Sonderpreisträger der DGB-Jugend im Interview

Willkommen zur JAV-Tagesschau

14. Mai 2024
JAVen2023

Die Jugend- und Auszubildendenvertretungen des Südwestrundfunks erzielten zahlreiche Verbesserungen für die Lernenden und erhielten dafür beim DPRP 2023 den Sonderpreis der DGB-Jugend. Jan Brödner und Safi Meddah berichten, wie die JAV sicht- und hörbar wird und warum Vernetzung so wichtig ist.

Wie wirkt sich der Spardruck bei den Öffentlich-Rechtlichen auf die Lernenden aus?

In der öffentlichen Wahrnehmung herrscht häufig noch die Meinung, dass ARD und ZDF das Geld mit vollen Händen ausgeben würden. Aber weit gefehlt. Der Spardruck ist gewaltig und auf allen Ebenen zu spüren. Das betrifft auch uns Lernende. Ob es um die Betreuung vor Ort geht, finanzielle Mittel für die Ausbildung oder auch die Wertschätzung der jungen Mitarbeitenden – da geht einiges an Qualität verloren. Wir haben daher eine Umfrage unter den insgesamt rund 160 Azubis, Dual-Studierenden und Volontär:innen durchgeführt und alle Beteiligten mit ins Boot geholt, um Verbesserungen zu erzielen.

Wie seid Ihr vorgegangen?

Wir haben von Beginn an darauf gesetzt, uns standortübergreifend zu vernetzen und intensiv untereinander auszutauschen.
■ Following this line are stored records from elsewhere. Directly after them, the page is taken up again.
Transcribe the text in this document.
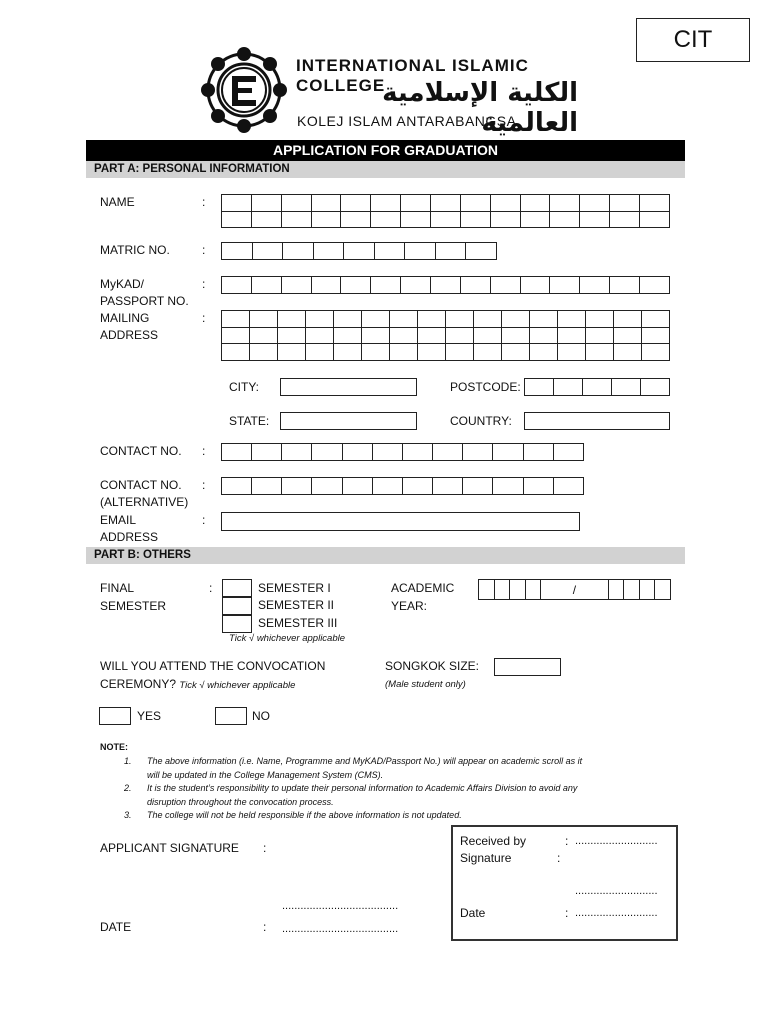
CIT
INTERNATIONAL ISLAMIC COLLEGE
الكلية الإسلامية العالمية
KOLEJ ISLAM ANTARABANGSA
APPLICATION FOR GRADUATION
PART A: PERSONAL INFORMATION
NAME	:

MATRIC NO.	:

MyKAD/
PASSPORT NO.
:

MAILING
ADDRESS
:

CITY:	POSTCODE:

STATE:	COUNTRY:
CONTACT NO. :

CONTACT NO.
(ALTERNATIVE)
:

EMAIL
ADDRESS
:
PART B: OTHERS
FINAL
SEMESTER
:	SEMESTER I
SEMESTER II
SEMESTER III
Tick √ whichever applicable
ACADEMIC
YEAR:
				/				
WILL YOU ATTEND THE CONVOCATION
CEREMONY? Tick √ whichever applicable
SONGKOK SIZE:
(Male student only)
YES	NO
NOTE:
1.	The above information (i.e. Name, Programme and MyKAD/Passport No.) will appear on academic scroll as it
will be updated in the College Management System (CMS).
2.	It is the student’s responsibility to update their personal information to Academic Affairs Division to avoid any
disruption throughout the convocation process.
3.	The college will not be held responsible if the above information is not updated.
APPLICANT SIGNATURE :
......................................
DATE	: ......................................
Received by	: ...........................
Signature	:
...........................
Date	: ...........................
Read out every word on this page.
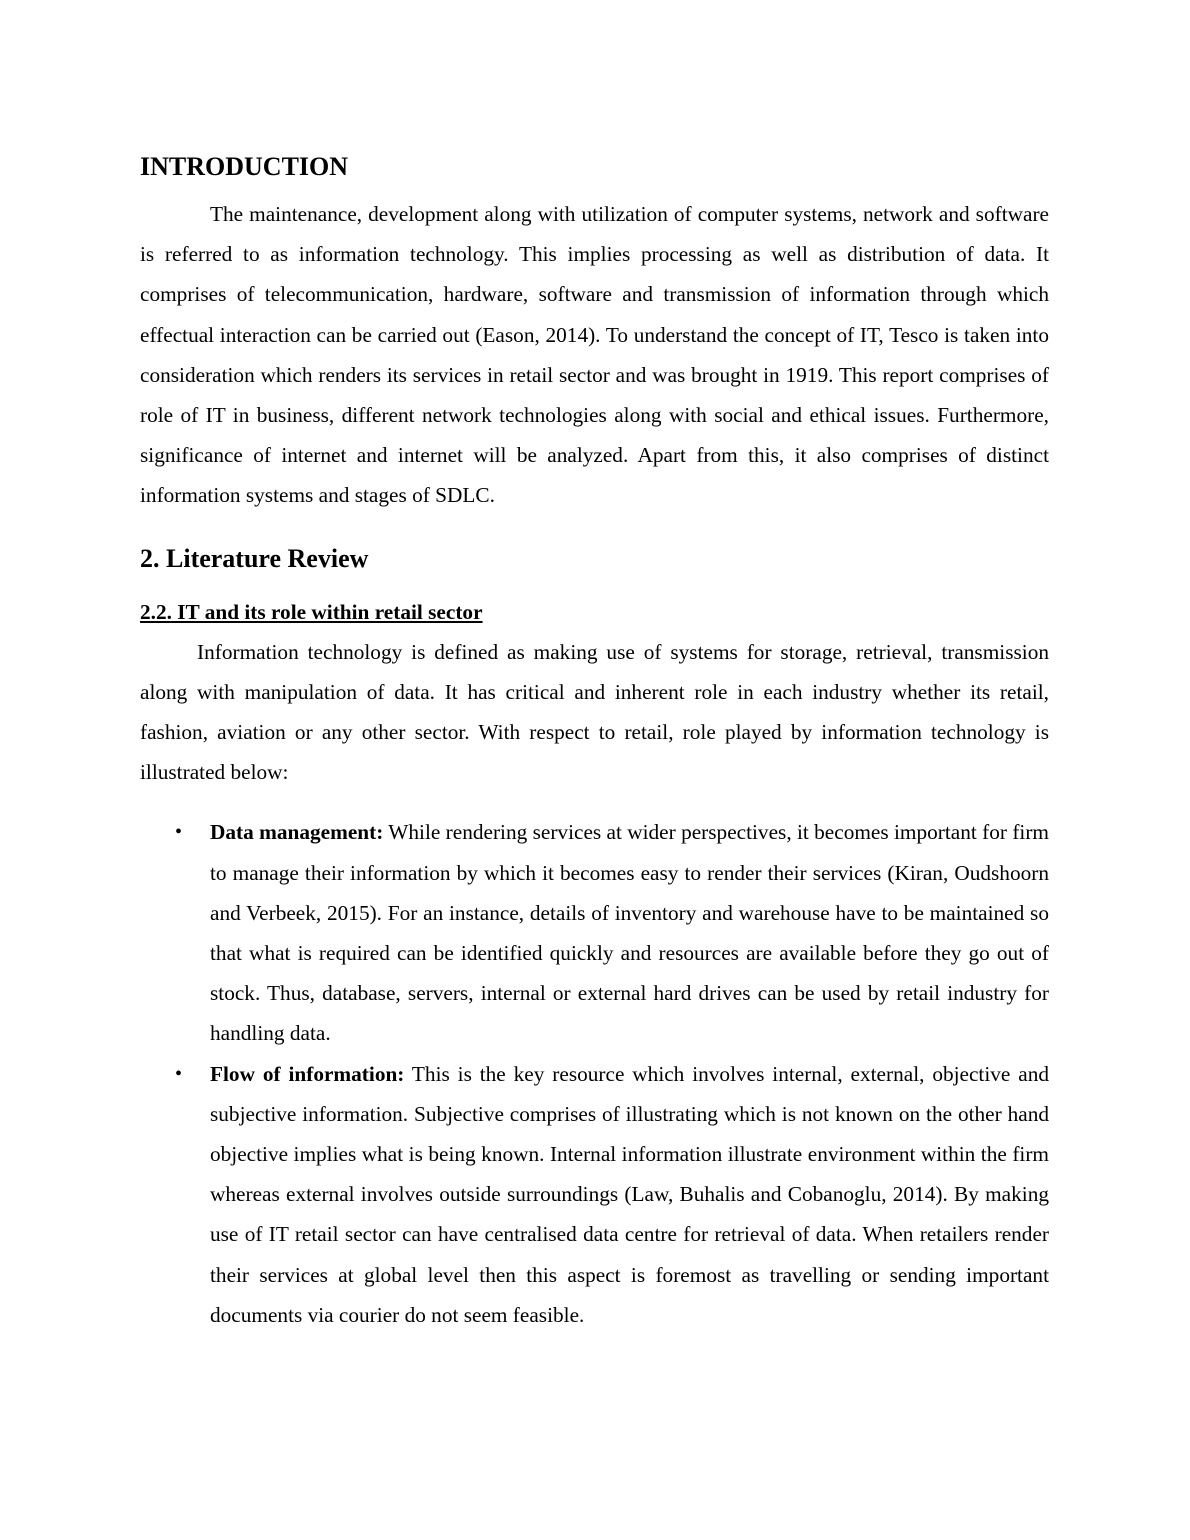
INTRODUCTION

The maintenance, development along with utilization of computer systems, network and software is referred to as information technology. This implies processing as well as distribution of data. It comprises of telecommunication, hardware, software and transmission of information through which effectual interaction can be carried out (Eason, 2014). To understand the concept of IT, Tesco is taken into consideration which renders its services in retail sector and was brought in 1919. This report comprises of role of IT in business, different network technologies along with social and ethical issues. Furthermore, significance of internet and internet will be analyzed. Apart from this, it also comprises of distinct information systems and stages of SDLC.

2. Literature Review
2.2. IT and its role within retail sector

Information technology is defined as making use of systems for storage, retrieval, transmission along with manipulation of data. It has critical and inherent role in each industry whether its retail, fashion, aviation or any other sector. With respect to retail, role played by information technology is illustrated below:

• Data management: While rendering services at wider perspectives, it becomes important for firm to manage their information by which it becomes easy to render their services (Kiran, Oudshoorn and Verbeek, 2015). For an instance, details of inventory and warehouse have to be maintained so that what is required can be identified quickly and resources are available before they go out of stock. Thus, database, servers, internal or external hard drives can be used by retail industry for handling data.
• Flow of information: This is the key resource which involves internal, external, objective and subjective information. Subjective comprises of illustrating which is not known on the other hand objective implies what is being known. Internal information illustrate environment within the firm whereas external involves outside surroundings (Law, Buhalis and Cobanoglu, 2014). By making use of IT retail sector can have centralised data centre for retrieval of data. When retailers render their services at global level then this aspect is foremost as travelling or sending important documents via courier do not seem feasible.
Das ist nicht nur zwischen den einzelnen JAV-Gremien an den SWR-Standorten, u.a. in Baden-Baden, Mainz und Stuttgart, erfolgt. Wir haben – neben dem Gespräch mit den verantwortlichen Abteilungs- und Geschäftsleitungen sowie der Intendanz – auch den Austausch mit dem Personalrat, der Schwerbehindertenvertretung und den Beauftragen für Chancengleichheit und Vielfalt gesucht. Außerdem haben wir uns auch ARD-weit vernetzt, um über die einzelnen Sendeanstalten hinaus von anderen zu lernen. Uns war von Anfang an klar, dass wir umso mehr Gehör finden, je enger wir uns zusammenschließen und auf unsere Anliegen aufmerksam machen.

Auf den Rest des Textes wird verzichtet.